Muskaların takılma amaçları arasında fiziksel bir rahatsızlığı iyileştirmek, doğum kontrolü, bir spor yarışmasını kazanmak, aşık olunan kişinin ilgisini çekmek, hırsızları uzak tutmak, nazarı defetmek veya takan kişiyi kendisine yöneltilen herhangi bir kötü büyüden korumak vardı. Bir muskanın işe yaramasını sağlamak için kişi ya tanrılara (özellikle Hekate) dua etmeli ya da büyü gücüne sahip olduğuna inanılan anlamsız veya yabancı bir dildeki kelimeleri söylemeliydi. Muskalar sadece insanlar için de değildi, duvarların, evlerin ve hatta bütün bir kasabanın olumsuz olaylardan korunması için kendi muskası olabilirdi.
Lanetli Tabletler
Lanetler (agos, ara, ve euche) toplum için zararlı olan bir davranışı büyü içeren bir cezalandırma ile tehdit ederek toplumsal düzeni sağlamayı amaçlardı, özellikle cinayet gibi suçlar için. Aynı zamanda kişinin düşmanlarına zarar vermesinin bir yolu olarak da görülürdü. Lanetli tabletler çoğunlukla üzerine lanetin kazındığı metal (çoğunlukla kurşun) levhalar şeklinde olurdu ve daha sonra sarılarak ya da katlanarak, bazen çiviyle kapatılarak yerin altına, mezarlara veya kuyulara gömülürdü. Çömlek kırıkları, papirüs ve kireç taşı parçaları da benzer şekilde yazıyla kazılıydı. Balmumu veya kilden yapılma figürler ise lanetin kurbanı olan kişiye benzemesi için yapılırdı. Bunlar uzuvları bağlanmış veya bükülmüş ve bazen de çiviyle çakılmış ya da minyatür kurşundan yapılma bir tabutla gömülmüş şekilde olurlardı.
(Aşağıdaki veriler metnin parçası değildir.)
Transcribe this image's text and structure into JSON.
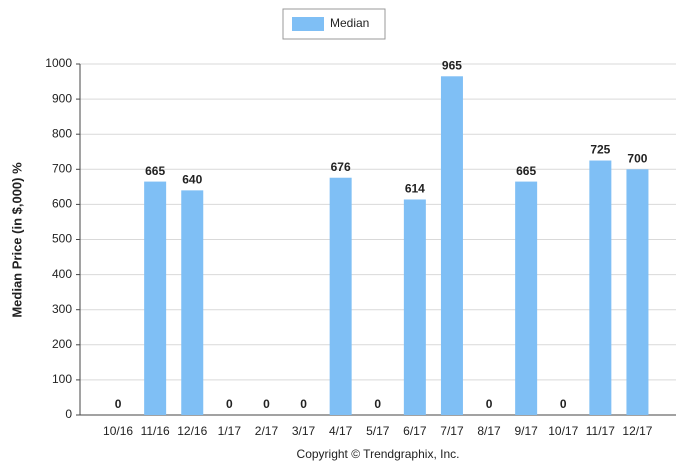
{
  "chart_data": {
    "type": "bar",
    "y_label": "Median Price (in $,000) %",
    "legend_label": "Median",
    "footer": "Copyright © Trendgraphix, Inc.",
    "categories": [
      "10/16",
      "11/16",
      "12/16",
      "1/17",
      "2/17",
      "3/17",
      "4/17",
      "5/17",
      "6/17",
      "7/17",
      "8/17",
      "9/17",
      "10/17",
      "11/17",
      "12/17"
    ],
    "series": [
      {
        "name": "Median",
        "color": "#7fbff5",
        "values": [
          0,
          665,
          640,
          0,
          0,
          0,
          676,
          0,
          614,
          965,
          0,
          665,
          0,
          725,
          700
        ]
      }
    ],
    "ylim": [
      0,
      1000
    ],
    "yticks": [
      0,
      100,
      200,
      300,
      400,
      500,
      600,
      700,
      800,
      900,
      1000
    ],
    "grid": true
  }
}
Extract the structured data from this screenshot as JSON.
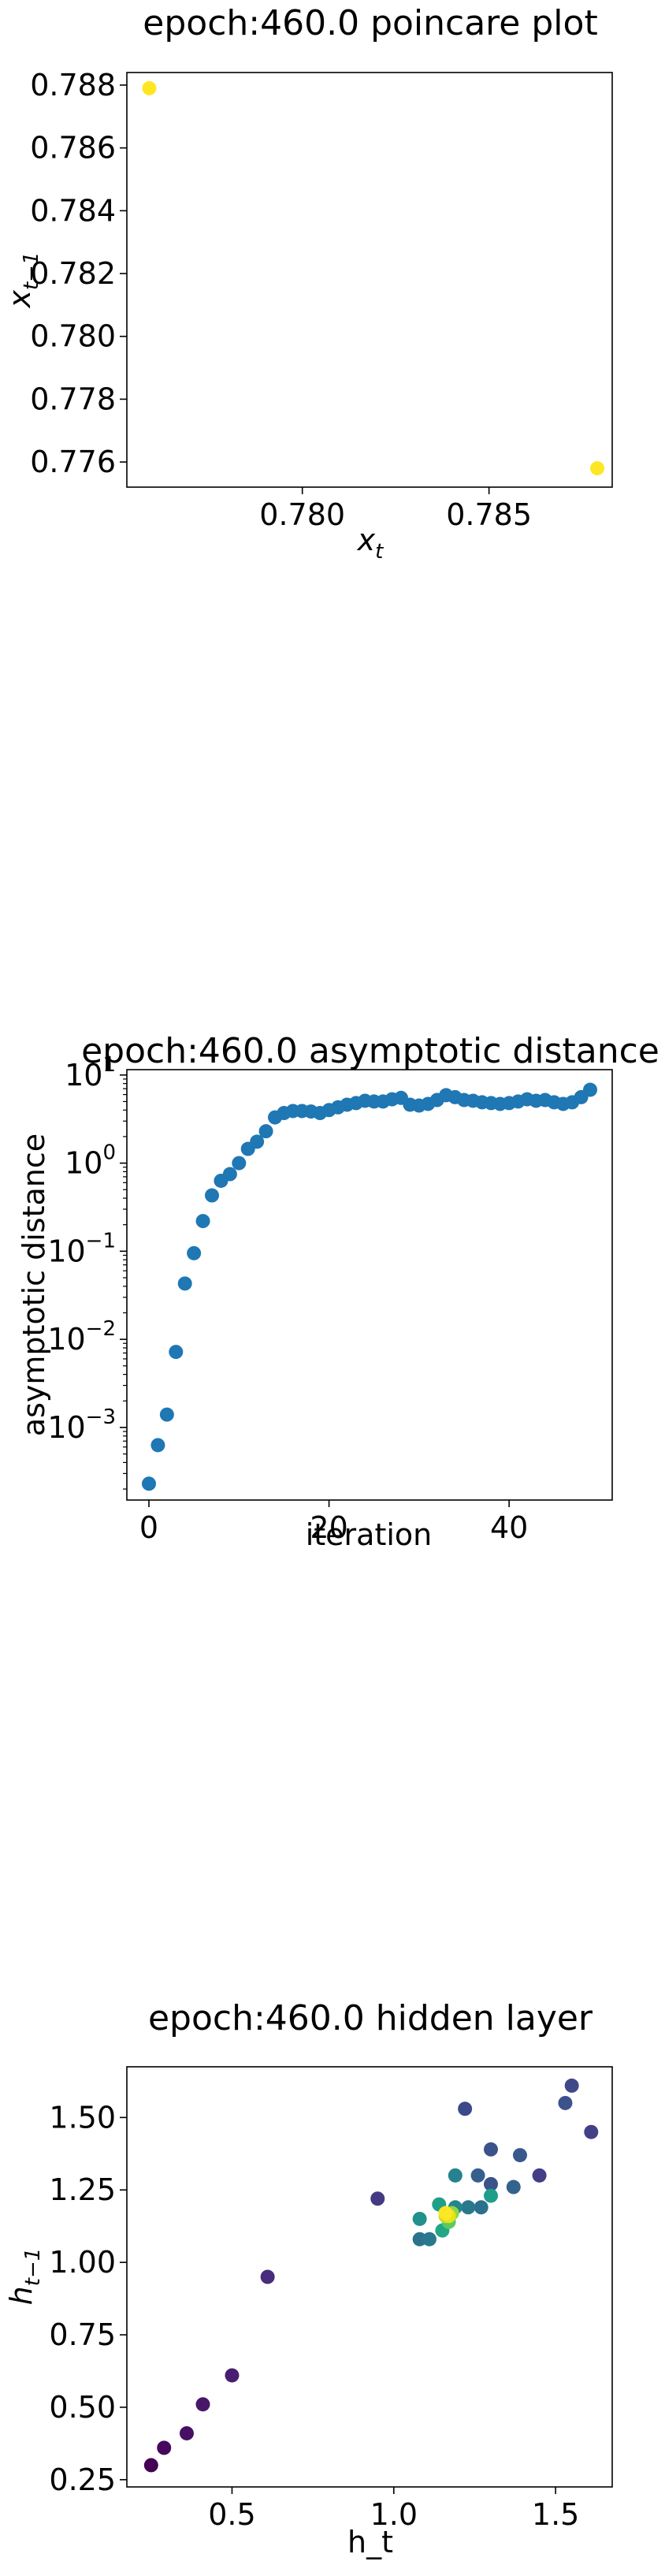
{
  "chart_data": [
    {
      "type": "scatter",
      "title": "epoch:460.0 poincare plot",
      "xlabel": "x",
      "xlabel_sub": "t",
      "ylabel": "x",
      "ylabel_sub": "t−1",
      "xlim": [
        0.7753,
        0.7883
      ],
      "ylim": [
        0.7752,
        0.7884
      ],
      "xticks": [
        0.78,
        0.785
      ],
      "xtick_labels": [
        "0.780",
        "0.785"
      ],
      "yticks": [
        0.776,
        0.778,
        0.78,
        0.782,
        0.784,
        0.786,
        0.788
      ],
      "ytick_labels": [
        "0.776",
        "0.778",
        "0.780",
        "0.782",
        "0.784",
        "0.786",
        "0.788"
      ],
      "grid": false,
      "points": [
        {
          "x": 0.7759,
          "y": 0.7879,
          "color": "#fde725"
        },
        {
          "x": 0.7879,
          "y": 0.7758,
          "color": "#fde725"
        }
      ]
    },
    {
      "type": "scatter",
      "title": "epoch:460.0 asymptotic distance",
      "xlabel": "iteration",
      "ylabel": "asymptotic distance",
      "yscale": "log",
      "xlim": [
        -2.45,
        51.45
      ],
      "ylim": [
        0.00015,
        11.5
      ],
      "xticks": [
        0,
        20,
        40
      ],
      "xtick_labels": [
        "0",
        "20",
        "40"
      ],
      "yticks": [
        0.001,
        0.01,
        0.1,
        1,
        10
      ],
      "ytick_labels": [
        {
          "base": "10",
          "exp": "−3"
        },
        {
          "base": "10",
          "exp": "−2"
        },
        {
          "base": "10",
          "exp": "−1"
        },
        {
          "base": "10",
          "exp": "0"
        },
        {
          "base": "10",
          "exp": "1"
        }
      ],
      "grid": false,
      "color": "#1f77b4",
      "x": [
        0,
        1,
        2,
        3,
        4,
        5,
        6,
        7,
        8,
        9,
        10,
        11,
        12,
        13,
        14,
        15,
        16,
        17,
        18,
        19,
        20,
        21,
        22,
        23,
        24,
        25,
        26,
        27,
        28,
        29,
        30,
        31,
        32,
        33,
        34,
        35,
        36,
        37,
        38,
        39,
        40,
        41,
        42,
        43,
        44,
        45,
        46,
        47,
        48,
        49
      ],
      "y": [
        0.00023,
        0.00063,
        0.0014,
        0.0072,
        0.043,
        0.095,
        0.22,
        0.43,
        0.63,
        0.75,
        1.0,
        1.45,
        1.75,
        2.3,
        3.3,
        3.7,
        3.9,
        3.9,
        3.85,
        3.7,
        4.0,
        4.3,
        4.6,
        4.8,
        5.1,
        5.0,
        5.0,
        5.3,
        5.5,
        4.6,
        4.5,
        4.7,
        5.2,
        5.9,
        5.6,
        5.2,
        5.1,
        4.9,
        4.8,
        4.7,
        4.8,
        5.0,
        5.3,
        5.1,
        5.2,
        4.9,
        4.7,
        4.9,
        5.6,
        6.8
      ]
    },
    {
      "type": "scatter",
      "title": "epoch:460.0 hidden layer",
      "xlabel": "h_t",
      "ylabel": "h",
      "ylabel_sub": "t−1",
      "xlim": [
        0.175,
        1.675
      ],
      "ylim": [
        0.225,
        1.675
      ],
      "xticks": [
        0.5,
        1.0,
        1.5
      ],
      "xtick_labels": [
        "0.5",
        "1.0",
        "1.5"
      ],
      "yticks": [
        0.25,
        0.5,
        0.75,
        1.0,
        1.25,
        1.5
      ],
      "ytick_labels": [
        "0.25",
        "0.50",
        "0.75",
        "1.00",
        "1.25",
        "1.50"
      ],
      "grid": false,
      "points": [
        {
          "x": 0.25,
          "y": 0.3,
          "color": "#440154"
        },
        {
          "x": 0.29,
          "y": 0.36,
          "color": "#46085c"
        },
        {
          "x": 0.36,
          "y": 0.41,
          "color": "#471063"
        },
        {
          "x": 0.41,
          "y": 0.51,
          "color": "#481769"
        },
        {
          "x": 0.5,
          "y": 0.61,
          "color": "#481f70"
        },
        {
          "x": 0.61,
          "y": 0.95,
          "color": "#472d7b"
        },
        {
          "x": 0.95,
          "y": 1.22,
          "color": "#443983"
        },
        {
          "x": 1.22,
          "y": 1.53,
          "color": "#3e4989"
        },
        {
          "x": 1.53,
          "y": 1.55,
          "color": "#3b528b"
        },
        {
          "x": 1.55,
          "y": 1.61,
          "color": "#3f4889"
        },
        {
          "x": 1.61,
          "y": 1.45,
          "color": "#424086"
        },
        {
          "x": 1.45,
          "y": 1.3,
          "color": "#433e85"
        },
        {
          "x": 1.3,
          "y": 1.39,
          "color": "#3b528b"
        },
        {
          "x": 1.39,
          "y": 1.37,
          "color": "#38598c"
        },
        {
          "x": 1.37,
          "y": 1.26,
          "color": "#33638d"
        },
        {
          "x": 1.26,
          "y": 1.3,
          "color": "#355f8d"
        },
        {
          "x": 1.3,
          "y": 1.27,
          "color": "#3b528b"
        },
        {
          "x": 1.27,
          "y": 1.19,
          "color": "#2d708e"
        },
        {
          "x": 1.19,
          "y": 1.3,
          "color": "#26828e"
        },
        {
          "x": 1.3,
          "y": 1.23,
          "color": "#1f9e89"
        },
        {
          "x": 1.23,
          "y": 1.19,
          "color": "#2a788e"
        },
        {
          "x": 1.19,
          "y": 1.19,
          "color": "#25858e"
        },
        {
          "x": 1.08,
          "y": 1.08,
          "color": "#2c728e"
        },
        {
          "x": 1.11,
          "y": 1.08,
          "color": "#2a788e"
        },
        {
          "x": 1.08,
          "y": 1.15,
          "color": "#21918c"
        },
        {
          "x": 1.15,
          "y": 1.11,
          "color": "#22a785"
        },
        {
          "x": 1.14,
          "y": 1.2,
          "color": "#1f9f88"
        },
        {
          "x": 1.17,
          "y": 1.14,
          "color": "#5ec962"
        },
        {
          "x": 1.18,
          "y": 1.17,
          "color": "#8fd744"
        },
        {
          "x": 1.16,
          "y": 1.16,
          "color": "#bddf26"
        },
        {
          "x": 1.17,
          "y": 1.16,
          "color": "#e5e419"
        },
        {
          "x": 1.16,
          "y": 1.17,
          "color": "#fde725"
        }
      ]
    }
  ]
}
İlgi çekici bir nokta olarak, mitolojideki büyücüler çoğunlukla kadınlar olduğu halde lanetli tabletler ve büyülerin kayıtları sıklıkla erkek bir uygulayıcıya işaret ediyor. Lanetli tabletler çoğunlukla tartışmaları kişinin lehine çevirmek amacıyla kullanılırdı. Bunlara dair ilk kaydın tarihi MÖ 6. Yüzyıla uzanıyor ve iş antlaşmaları, ilişki sorunları, hukuki anlaşmazlıklar, intikam meseleleri ve hatta spor ve tiyatro yarışmalarını kapsıyor. Yunan edebiyatında, muhtemelen en meşhuru Oedipus ve onun soyundan gelenler olmak üzere, bütün bir aile ya da hanedanın lanetlendiği örnekler mevcuttur.
Büyüler
Mısırlılar uzun süre büyüleri (en iyi şekilde, izlenecek talimatların bir listesi olarak tanımlanabilir) ve papirüse yazılmış sihirli sözleri kullanmış ve Yunanlar bu geleneği devam ettirmiştir. Büyüyle ilgili yazılmış ve günümüze ulaşabilen Yunan papirüslerinin tarihi MÖ 4. ve 3. Yüzyıla uzanıyor. Bunlar, fiziksel rahatsızlıkları atlatmak, cinsel yaşamı geliştirmek, şeytan çıkarma, evdeki haşarattan kurtulma, kabul töreni merasimlerinin bir parçası olarak ve hatta kendi muskanızı nasıl yapabileceğinize dair yönergeler içeriyordu. Çoğunlukla nadir bitkiler ve baharatlar ve uzak Asya'dan gelen tütsüler gibi egzotik içerikler kullanarak yapılan tarifler ve zehirler de sıklıkla ortaya çıkardı.